Confidence in commodity markets were shaken and that uneasiness will continue in 2012
Marty Klinker, a Montana farmer and rancher, went to Washington in December looking for answers. He knew he wouldn’t find the nearly $500,000 he couldn’t access when MF Global filed for bankruptcy on Halloween 2011.
Klinker’s money was only a fraction of the $7 billion that was tied up and inaccessible to the customers who cleared trades through the now-defunct brokerage giant. In mid-December, Klinker and other MF Global customers received 72% of their money. The remaining 28% remains in limbo and there is no indication of when that money will be available to them, if at all.
This is the eighth-largest bankruptcy filing in U.S. history and it has shaken the markets late this year, and that uneasiness will likely continue into 2012, says Thomas Grisafi, an independent commodity trader and CEO of Indiana Grain Co. "On a scale of 1-10, this is a 9 in terms of impact on the market.

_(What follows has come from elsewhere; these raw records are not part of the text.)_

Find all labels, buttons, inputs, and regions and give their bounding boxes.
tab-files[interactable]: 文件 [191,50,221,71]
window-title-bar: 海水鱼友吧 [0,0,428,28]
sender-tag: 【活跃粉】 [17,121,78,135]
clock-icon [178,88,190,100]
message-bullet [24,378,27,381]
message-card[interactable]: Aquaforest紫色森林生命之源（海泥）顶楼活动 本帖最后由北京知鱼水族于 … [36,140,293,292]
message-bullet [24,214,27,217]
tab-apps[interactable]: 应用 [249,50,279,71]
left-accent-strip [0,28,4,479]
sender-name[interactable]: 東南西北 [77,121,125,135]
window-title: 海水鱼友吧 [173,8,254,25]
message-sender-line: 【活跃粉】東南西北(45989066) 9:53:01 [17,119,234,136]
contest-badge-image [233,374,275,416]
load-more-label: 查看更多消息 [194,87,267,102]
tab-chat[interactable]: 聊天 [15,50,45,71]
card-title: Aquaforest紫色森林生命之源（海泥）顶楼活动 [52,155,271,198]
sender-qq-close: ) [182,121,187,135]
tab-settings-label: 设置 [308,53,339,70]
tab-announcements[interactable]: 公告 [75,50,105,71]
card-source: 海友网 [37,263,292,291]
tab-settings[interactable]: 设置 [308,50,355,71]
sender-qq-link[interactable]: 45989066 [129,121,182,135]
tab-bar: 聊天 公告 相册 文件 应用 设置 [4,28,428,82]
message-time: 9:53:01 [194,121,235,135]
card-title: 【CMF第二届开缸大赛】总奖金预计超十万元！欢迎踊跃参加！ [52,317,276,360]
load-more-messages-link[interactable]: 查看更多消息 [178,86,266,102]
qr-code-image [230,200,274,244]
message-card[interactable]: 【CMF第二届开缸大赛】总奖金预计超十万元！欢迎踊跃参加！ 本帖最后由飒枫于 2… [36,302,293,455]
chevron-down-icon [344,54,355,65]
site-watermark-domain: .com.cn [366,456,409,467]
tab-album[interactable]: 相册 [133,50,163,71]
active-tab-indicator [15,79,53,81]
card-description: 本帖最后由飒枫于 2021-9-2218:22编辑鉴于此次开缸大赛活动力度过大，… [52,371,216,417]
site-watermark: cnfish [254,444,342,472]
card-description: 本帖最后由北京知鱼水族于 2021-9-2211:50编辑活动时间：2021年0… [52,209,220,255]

Open interest and volume have gone down since the filing and a lot of local traders have been sidelined because of this."
Furthermore, says Grisafi, anyone who has ever sold a brokerage service to somebody could always offer assurance that money in a trading account is safe. "They can’t say that anymore."
The full impact of this will be sorted out in the coming months, says Scott Harms, an analyst with Archer Financial, a division of ADM. Volume typically declines late in the year, he says, but this year it has been accentuated.
Early in 2012, he believes a lot of money will be shifted around as farmers and other hedgers move money to new brokerages. How much of that money remains in the market remains a question. Beyond the $500,000 Klinker could not access, that was his biggest concern.
In a Letter to the Editor of AgWeb, Klinker wrote: "The question the marketplace would have to ask is; ‘Do I feel confident in buying that depressed position (thus stopping the free fall) when the free fall has been caused by the lack of security on segregated accounts, causing hedgers to liquidate positions due to lack of funds? OR, should I simply get all of my money out of the market before there is a melt down and I also lose all of my money held at my FCM (futures clearing merchant)?’"
That is a concern shared by Harms. "There is no question this has caused skepticism of the markets. The safety people felt with the markets will never be there. It’s important that people are made whole with this."
On the political front, there are many unknowns now as well. Klinker attended the 2011 Farm Journal Forum in Washington, D.C. searching for what he called "a political will" to bring changes to the way FCMs handled customer accounts.
These are supposed to be segregated accounts. Unfortunately, however, ranking Democrat on the House Agriculture Committee Collin Peterson says the rules have been softened over the years that actually allow FCMs to use customer funds. At the Farm Journal Forum, Peterson vowed to get those rules reverted back to the way they were originally set up in 1968.